“Score your recommendations on impact (1-5) and effort (5-1). Average both scores and that’s a neat way to prioritise your audit!”
“Copy/pasting generic advice from SEO tools and handing in a 30+ page audit won’t make developers love you more. Break down issues into smaller tasks and present them in the context of the website you’re auditing. Then prioritise them by least effort/maximum ROI before submitting.”
“Explain the SEO performance effect of the issues mentioned. This will help them realise the importance. After delivering the audit, meet with your client and ask for business priorities and resources. Select together the important items to start working on, setting deadlines.”
“Don’t assume you understand difficulty/complexity around a recommendation until you have spoken to the developers. Do your best to understand the platform and the limitations and then rethink your audit recommendations based on impact against effort.”
“Don’t just rely on tools. Crawlers can be great at finding issues but the human touch is important. Plus, Google is becoming user-first. Run through the site as if you were a user and find those sticking points – if you’re having issues, other users are likely to as well.”
“Always ask what are their preferred style of communication. Some devs team just want a list of the issues and will come up with the solutions. Some others want super detailed information on what should be done to solve errors. Make sure you do that before sending your findings.”
“While sharing the audit and recommendations, it’s good to mention WHY for recommendations. For example: Recommendation: Use ‘alt’ tag with images. WHY: So that search engines can better understand what this image is about, this will help it better understand your content.”
“The purpose of an SEO audit is not to recommend solutions, it’s to get those solutions implemented. An importing distinction. From is this the right thing to do? To what are the high-output activities that can realistically be implemented. And…how can you sell it to them?”

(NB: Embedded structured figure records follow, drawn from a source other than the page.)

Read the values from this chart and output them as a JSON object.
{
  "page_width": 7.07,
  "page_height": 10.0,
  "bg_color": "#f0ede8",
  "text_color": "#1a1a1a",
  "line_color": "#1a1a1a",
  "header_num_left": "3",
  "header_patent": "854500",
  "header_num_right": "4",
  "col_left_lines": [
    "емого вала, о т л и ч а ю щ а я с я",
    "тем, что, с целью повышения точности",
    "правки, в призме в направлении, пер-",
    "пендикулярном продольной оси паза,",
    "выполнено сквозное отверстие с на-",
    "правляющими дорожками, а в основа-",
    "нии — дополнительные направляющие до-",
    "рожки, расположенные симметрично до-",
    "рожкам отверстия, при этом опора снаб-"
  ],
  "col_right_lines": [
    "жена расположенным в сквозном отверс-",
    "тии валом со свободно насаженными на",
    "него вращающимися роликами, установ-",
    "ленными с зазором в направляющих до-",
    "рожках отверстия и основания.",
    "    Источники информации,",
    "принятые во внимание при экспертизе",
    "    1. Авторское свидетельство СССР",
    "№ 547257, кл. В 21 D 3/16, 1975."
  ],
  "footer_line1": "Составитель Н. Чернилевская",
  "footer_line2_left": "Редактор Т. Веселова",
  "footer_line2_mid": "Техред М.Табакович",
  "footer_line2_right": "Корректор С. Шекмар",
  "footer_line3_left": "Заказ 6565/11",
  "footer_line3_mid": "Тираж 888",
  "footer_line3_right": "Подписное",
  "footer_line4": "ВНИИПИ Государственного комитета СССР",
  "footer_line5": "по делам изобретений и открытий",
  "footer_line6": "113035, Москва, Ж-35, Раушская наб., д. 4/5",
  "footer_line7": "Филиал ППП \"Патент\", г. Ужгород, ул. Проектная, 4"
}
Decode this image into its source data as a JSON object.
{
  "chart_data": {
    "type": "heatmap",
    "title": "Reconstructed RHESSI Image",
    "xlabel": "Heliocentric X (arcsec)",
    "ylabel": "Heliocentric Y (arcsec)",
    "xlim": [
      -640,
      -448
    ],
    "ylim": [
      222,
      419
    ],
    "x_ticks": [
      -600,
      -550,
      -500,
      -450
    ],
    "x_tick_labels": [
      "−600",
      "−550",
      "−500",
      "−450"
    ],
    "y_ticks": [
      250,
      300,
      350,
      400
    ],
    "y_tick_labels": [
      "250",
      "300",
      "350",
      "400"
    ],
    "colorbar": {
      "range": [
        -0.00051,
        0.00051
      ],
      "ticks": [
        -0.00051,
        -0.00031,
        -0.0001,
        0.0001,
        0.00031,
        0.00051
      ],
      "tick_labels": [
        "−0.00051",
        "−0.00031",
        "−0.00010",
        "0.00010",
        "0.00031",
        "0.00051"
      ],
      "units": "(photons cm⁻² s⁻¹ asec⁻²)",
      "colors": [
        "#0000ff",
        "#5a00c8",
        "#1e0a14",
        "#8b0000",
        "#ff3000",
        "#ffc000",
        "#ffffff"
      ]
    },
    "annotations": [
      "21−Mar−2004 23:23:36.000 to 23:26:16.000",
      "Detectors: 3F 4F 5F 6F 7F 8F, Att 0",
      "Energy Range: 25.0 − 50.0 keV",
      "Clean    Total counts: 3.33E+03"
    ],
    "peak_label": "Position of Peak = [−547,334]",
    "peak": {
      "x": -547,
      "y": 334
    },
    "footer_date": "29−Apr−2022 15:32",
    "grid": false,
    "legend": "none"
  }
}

“Prioritise according to potential impact and difficulty. Avoid recommendations that are low impact and high difficulty. Don’t be afraid to leave out recommendations that won’t really make much difference”
“Your prioritisation based on your audit findings will probably not match the business priorities so before you start talk to them and understand how they get development time booked and how long that can take to get changes.”
“Weight up actions and priorities based on their SEO impact, business importance, and ease to resolve to win buy in from stakeholders and plan your roadmap more effectively and in a more meaningful manner”
“Make sure your recommendations are aligned with both the business goals and the objectives of the project. It’s right that clients don’t always know what they need, especially when tech/seo elements are involved, but finding the balance is your (difficult) job.”
“Calculate a forecast overall, group your recommendations in a few key pillars for SEO success (~5), prioritize the pillars based on SEO impact to your forecast this year, define projects linked to these pillars, get buy-in and resources, report on operational progress and results”
“Be prepared to explain the why behind your recommendations along with possible impact. Be open to feedback & push back on timelines based on resources such as internal dev teams. Always remember it’s about doing what’s best for the client to meet their business goals.”
“Before diving in to an audit first take a step back and understand what goals of the page/site are. With that in mind look at the site through the eyes of the ideal visitor before firing up your crawling tool. An audit is more than just running through a series of technical tests”
“Set a goal of what you want to get or where you are going. Not to rely on checklists and automated report generators. Perform manual checks of major pages. Take a look at neighboring niches websites for ideas where to improve if the goal implies.”